Presiden Dan Putra Mahkota #1

Jam dinding digital di atas televisi menunjukkan angka 02.25 dinihari. Saat orang baru pulas di peraduan.  Beberapa orang lelaki sedang asyik menikmati segelas kopi panas. Mata mereka semua tertuju pada obyek yang sama, televisi.

Lima menit lagi  acara  siaran langsung  el classico antara Real Madrid melawan Barcelona dalam laga copa del ray.  Disaat yang sama, jutaan pasang mata menantikan acara yang sama. Tontonan wajib penggila  bola hampir di seluruh belahan dunia, tak terkecuali Indonesia.

Bola adalah pemersatu. Bola mampu menghancurkan tembok pemisah ras, suku dan ideologi. Bahkan di beberapa belahan dunia lain, ada yang menganggap bahwa  bola sebagai  agama baru.

Gambar di layar televisi tiba tiba berganti. Komentator yang sedang membahas sepak bola tiba tiba menghilang. Digantikan sebuah tulisan ” Kita menantikan BREAKING NEWS”.

Mata beberapa penonton yang mulai meredup tiba tiba  terbelakak, kaget penuh tanya. “Ada berita apa ini ? Dini hari begini ada breaking news ?”

Seorang penyiar yang tidak asing lagi. Sosok Sambas muncul dengan suara baritonnya yang khas.

“Selamat pagi saudara. Lagi lagi KPK (Komisi Pemberantasan Korupsi) menangkap tangan transaksi suap senilai milyaran rupiah. Untuk mengetahu lebih jauh proses penangkapan itu, kami akan bergabung dengan reporter Safitri di tempat kejadian. Silahkan safitri”.

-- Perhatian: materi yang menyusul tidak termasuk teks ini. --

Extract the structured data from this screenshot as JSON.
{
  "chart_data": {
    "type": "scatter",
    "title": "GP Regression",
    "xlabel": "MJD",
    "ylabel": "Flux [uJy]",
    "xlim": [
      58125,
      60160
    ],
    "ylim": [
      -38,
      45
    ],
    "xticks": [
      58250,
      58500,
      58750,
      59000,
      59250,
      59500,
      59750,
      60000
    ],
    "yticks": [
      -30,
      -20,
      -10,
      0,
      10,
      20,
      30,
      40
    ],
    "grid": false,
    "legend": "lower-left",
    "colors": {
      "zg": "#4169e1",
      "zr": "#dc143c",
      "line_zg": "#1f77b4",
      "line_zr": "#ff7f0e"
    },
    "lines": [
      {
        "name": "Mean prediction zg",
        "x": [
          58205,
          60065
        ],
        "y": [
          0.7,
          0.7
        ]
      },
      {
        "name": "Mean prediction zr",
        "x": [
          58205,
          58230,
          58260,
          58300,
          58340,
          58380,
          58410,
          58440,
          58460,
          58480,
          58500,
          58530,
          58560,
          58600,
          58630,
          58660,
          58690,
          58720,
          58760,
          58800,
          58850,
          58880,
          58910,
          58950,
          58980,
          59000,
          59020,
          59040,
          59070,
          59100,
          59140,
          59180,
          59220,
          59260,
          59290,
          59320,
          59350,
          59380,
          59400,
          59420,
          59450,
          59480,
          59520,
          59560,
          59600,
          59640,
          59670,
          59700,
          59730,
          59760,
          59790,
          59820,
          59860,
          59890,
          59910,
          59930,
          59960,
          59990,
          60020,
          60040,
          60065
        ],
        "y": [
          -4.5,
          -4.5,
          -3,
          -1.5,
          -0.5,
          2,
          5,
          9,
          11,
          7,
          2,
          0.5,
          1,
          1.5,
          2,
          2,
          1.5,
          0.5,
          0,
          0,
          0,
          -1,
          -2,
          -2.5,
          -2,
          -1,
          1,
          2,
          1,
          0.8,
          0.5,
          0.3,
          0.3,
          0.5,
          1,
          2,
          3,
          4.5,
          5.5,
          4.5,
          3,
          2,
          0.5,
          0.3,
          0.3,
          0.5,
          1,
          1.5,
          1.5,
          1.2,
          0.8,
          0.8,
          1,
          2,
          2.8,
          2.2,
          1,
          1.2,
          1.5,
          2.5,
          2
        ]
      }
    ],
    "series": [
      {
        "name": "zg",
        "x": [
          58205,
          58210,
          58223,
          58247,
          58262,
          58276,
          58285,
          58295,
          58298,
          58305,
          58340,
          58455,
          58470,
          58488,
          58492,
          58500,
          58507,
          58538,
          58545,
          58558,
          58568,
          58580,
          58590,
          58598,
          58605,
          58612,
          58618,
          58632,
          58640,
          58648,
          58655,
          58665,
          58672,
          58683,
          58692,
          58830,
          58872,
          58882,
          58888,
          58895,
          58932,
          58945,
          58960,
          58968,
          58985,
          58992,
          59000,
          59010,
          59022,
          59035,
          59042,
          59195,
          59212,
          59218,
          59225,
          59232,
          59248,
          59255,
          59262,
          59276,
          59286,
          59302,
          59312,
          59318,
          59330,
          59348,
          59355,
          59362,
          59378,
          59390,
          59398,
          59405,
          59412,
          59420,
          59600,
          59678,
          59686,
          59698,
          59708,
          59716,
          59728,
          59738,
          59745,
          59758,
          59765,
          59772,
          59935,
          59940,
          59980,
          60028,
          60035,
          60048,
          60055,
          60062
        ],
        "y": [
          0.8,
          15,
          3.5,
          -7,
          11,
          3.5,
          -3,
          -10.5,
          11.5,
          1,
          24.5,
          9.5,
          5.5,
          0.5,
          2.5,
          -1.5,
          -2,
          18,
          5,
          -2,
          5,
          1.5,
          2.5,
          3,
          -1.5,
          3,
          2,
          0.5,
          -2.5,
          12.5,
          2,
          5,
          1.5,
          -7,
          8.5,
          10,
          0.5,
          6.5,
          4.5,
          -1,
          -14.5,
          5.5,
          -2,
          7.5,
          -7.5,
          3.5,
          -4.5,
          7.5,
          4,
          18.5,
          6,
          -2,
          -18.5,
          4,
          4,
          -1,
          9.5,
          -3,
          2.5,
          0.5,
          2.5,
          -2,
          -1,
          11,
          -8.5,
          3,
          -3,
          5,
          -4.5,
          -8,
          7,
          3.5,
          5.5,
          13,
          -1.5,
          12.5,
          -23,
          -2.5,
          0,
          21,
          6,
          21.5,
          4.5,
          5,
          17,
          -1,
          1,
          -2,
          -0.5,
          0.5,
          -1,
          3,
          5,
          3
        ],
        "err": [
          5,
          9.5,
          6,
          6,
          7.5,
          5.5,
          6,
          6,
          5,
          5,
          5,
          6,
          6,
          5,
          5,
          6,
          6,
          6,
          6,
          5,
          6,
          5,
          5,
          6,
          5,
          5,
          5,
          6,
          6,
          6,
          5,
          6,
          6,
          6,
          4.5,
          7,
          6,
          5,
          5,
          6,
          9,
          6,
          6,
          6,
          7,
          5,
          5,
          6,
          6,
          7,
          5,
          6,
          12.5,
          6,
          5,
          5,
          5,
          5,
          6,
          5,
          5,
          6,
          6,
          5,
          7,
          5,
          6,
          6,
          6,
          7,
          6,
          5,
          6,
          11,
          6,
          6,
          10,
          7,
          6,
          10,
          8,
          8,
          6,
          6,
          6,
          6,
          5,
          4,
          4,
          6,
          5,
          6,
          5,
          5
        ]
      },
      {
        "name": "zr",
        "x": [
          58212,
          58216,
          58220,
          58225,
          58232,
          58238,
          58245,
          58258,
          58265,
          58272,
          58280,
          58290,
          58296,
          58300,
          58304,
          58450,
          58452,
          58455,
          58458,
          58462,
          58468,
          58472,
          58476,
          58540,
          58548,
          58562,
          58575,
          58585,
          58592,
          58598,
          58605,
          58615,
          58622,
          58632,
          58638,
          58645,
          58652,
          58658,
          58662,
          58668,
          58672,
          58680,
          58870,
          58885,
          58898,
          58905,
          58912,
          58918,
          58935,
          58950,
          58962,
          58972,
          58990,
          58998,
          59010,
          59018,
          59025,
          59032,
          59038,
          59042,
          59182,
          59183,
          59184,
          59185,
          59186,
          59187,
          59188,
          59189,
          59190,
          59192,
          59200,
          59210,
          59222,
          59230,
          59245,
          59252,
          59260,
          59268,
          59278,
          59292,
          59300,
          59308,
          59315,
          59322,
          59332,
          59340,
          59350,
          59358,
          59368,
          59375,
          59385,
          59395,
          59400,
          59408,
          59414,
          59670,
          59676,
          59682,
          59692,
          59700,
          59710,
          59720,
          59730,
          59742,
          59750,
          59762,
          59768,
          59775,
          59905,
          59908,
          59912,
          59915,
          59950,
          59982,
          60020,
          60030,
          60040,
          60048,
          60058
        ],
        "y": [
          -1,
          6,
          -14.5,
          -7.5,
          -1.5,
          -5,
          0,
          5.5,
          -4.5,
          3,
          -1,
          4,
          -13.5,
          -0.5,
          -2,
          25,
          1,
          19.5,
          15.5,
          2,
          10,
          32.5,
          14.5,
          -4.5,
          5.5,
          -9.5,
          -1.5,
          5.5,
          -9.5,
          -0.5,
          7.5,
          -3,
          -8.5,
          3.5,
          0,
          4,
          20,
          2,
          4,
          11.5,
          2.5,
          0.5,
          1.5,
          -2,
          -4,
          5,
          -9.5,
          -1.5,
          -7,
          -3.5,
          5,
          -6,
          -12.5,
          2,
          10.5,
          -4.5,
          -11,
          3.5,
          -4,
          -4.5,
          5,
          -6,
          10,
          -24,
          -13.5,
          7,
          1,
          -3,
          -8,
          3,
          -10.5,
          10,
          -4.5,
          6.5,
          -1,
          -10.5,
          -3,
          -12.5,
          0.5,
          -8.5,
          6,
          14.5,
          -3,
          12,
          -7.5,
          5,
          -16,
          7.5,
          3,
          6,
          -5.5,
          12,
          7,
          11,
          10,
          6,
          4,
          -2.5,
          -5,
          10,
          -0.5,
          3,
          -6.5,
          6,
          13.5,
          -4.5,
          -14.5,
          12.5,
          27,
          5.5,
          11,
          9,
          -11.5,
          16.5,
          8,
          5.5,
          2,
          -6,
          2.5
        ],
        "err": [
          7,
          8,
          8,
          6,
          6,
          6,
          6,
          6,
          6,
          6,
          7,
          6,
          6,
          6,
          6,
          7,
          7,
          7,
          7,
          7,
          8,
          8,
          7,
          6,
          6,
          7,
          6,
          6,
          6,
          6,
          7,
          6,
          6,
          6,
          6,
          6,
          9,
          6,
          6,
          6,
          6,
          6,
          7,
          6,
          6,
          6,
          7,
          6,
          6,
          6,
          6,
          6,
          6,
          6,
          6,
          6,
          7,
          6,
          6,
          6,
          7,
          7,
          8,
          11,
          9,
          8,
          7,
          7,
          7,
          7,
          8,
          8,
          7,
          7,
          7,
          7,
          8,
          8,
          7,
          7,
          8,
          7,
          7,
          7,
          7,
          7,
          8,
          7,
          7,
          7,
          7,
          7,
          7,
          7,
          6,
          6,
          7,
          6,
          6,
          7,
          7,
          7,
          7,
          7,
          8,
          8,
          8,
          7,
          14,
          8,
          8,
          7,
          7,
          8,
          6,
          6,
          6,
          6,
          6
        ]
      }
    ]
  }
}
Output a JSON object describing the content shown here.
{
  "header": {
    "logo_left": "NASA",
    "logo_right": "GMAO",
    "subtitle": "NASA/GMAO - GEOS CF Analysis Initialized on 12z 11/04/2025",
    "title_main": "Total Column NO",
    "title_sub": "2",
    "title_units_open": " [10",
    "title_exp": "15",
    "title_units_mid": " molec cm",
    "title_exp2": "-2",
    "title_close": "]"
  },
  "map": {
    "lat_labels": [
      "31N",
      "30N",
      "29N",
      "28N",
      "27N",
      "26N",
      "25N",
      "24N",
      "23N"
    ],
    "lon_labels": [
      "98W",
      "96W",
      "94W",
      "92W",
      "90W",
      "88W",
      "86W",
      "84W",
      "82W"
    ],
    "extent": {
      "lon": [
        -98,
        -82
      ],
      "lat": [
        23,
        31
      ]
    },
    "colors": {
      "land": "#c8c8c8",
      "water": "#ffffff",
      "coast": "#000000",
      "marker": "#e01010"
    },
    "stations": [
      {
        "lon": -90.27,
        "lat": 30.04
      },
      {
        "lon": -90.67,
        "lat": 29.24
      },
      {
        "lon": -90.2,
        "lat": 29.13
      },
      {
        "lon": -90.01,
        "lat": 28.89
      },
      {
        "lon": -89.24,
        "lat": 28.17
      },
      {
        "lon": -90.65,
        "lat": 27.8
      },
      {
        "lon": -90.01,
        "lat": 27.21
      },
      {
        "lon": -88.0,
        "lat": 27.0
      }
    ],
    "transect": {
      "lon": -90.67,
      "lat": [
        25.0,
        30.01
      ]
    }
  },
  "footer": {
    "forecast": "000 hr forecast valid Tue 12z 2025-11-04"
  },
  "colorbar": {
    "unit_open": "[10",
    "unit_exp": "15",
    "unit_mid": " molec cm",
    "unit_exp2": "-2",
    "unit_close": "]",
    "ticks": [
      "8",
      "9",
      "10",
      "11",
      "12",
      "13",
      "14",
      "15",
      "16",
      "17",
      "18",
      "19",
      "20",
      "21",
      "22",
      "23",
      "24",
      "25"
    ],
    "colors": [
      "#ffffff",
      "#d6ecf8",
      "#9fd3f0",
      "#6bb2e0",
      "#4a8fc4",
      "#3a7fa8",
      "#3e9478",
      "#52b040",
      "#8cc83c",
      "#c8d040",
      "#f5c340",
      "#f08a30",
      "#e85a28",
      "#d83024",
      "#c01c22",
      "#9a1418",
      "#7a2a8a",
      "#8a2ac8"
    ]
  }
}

“Terimakasih Sambas. Selamat pagi pemirsa TVOndelOndel, saat ini kami melaporkan dari depan  Hotel  Gunung Jati. Beberapa saat yang lalu KPK  menangkap tangan transaksi miliar rupiah yang diduga sebagai tindak pidanan korupsi atau penyuapan. Seseorang berinisial  JT  ditangkap bersama  seorang  wanita di kamar nomer 1007”.

“Sampai saat ini,   perempuan  tersebut masih misterius. Ada dugaan, perempuan itu adalah seseorang yang  selama ini dikenal  sangat dekat dengan anak pejabat”.

Gambar reporter Safitri di layar televisi berganti  dengan gambar seseorang dengan perawakan ganteng, tinggi tegap, rambut ikal. Wajah yang tak asing lagi. Selain sebagai publik figur, ia juga seorang artis yang membintangi film laga “satria gunung lantang”.

Tangannya tamapak diborgol. Wajahnya menunduk lesu, tanda bersalah yang sangat. Meski kilatan blitz dan kamera televisi tak henti  membidik, tiada tampak senyum mengembang dari wajahnya. Hanya tertunduk lesu.

Sementara itu di belakangnya tampak seorang wanita dengan baju super  ketat dan rok mini 10 cm diatas lutut. Namun, tidak jelas siapa gadis berumur belasan tahun tersebut. Seluruh kepalaya terbalut kain batik  berwarna biru muda. Dikenakan  mirip cadar khas timur tengah. Hanya  matanya yang tampak.

Seolah mengakui kesalahan, ia tak tampak berani menengadahkan pandangan. Hanya tertunduk lesu. Tangan kanannya diborgol mengikat dengan  dengan tangan kiri  JT, sementara tangan kirinya digandeng aparat.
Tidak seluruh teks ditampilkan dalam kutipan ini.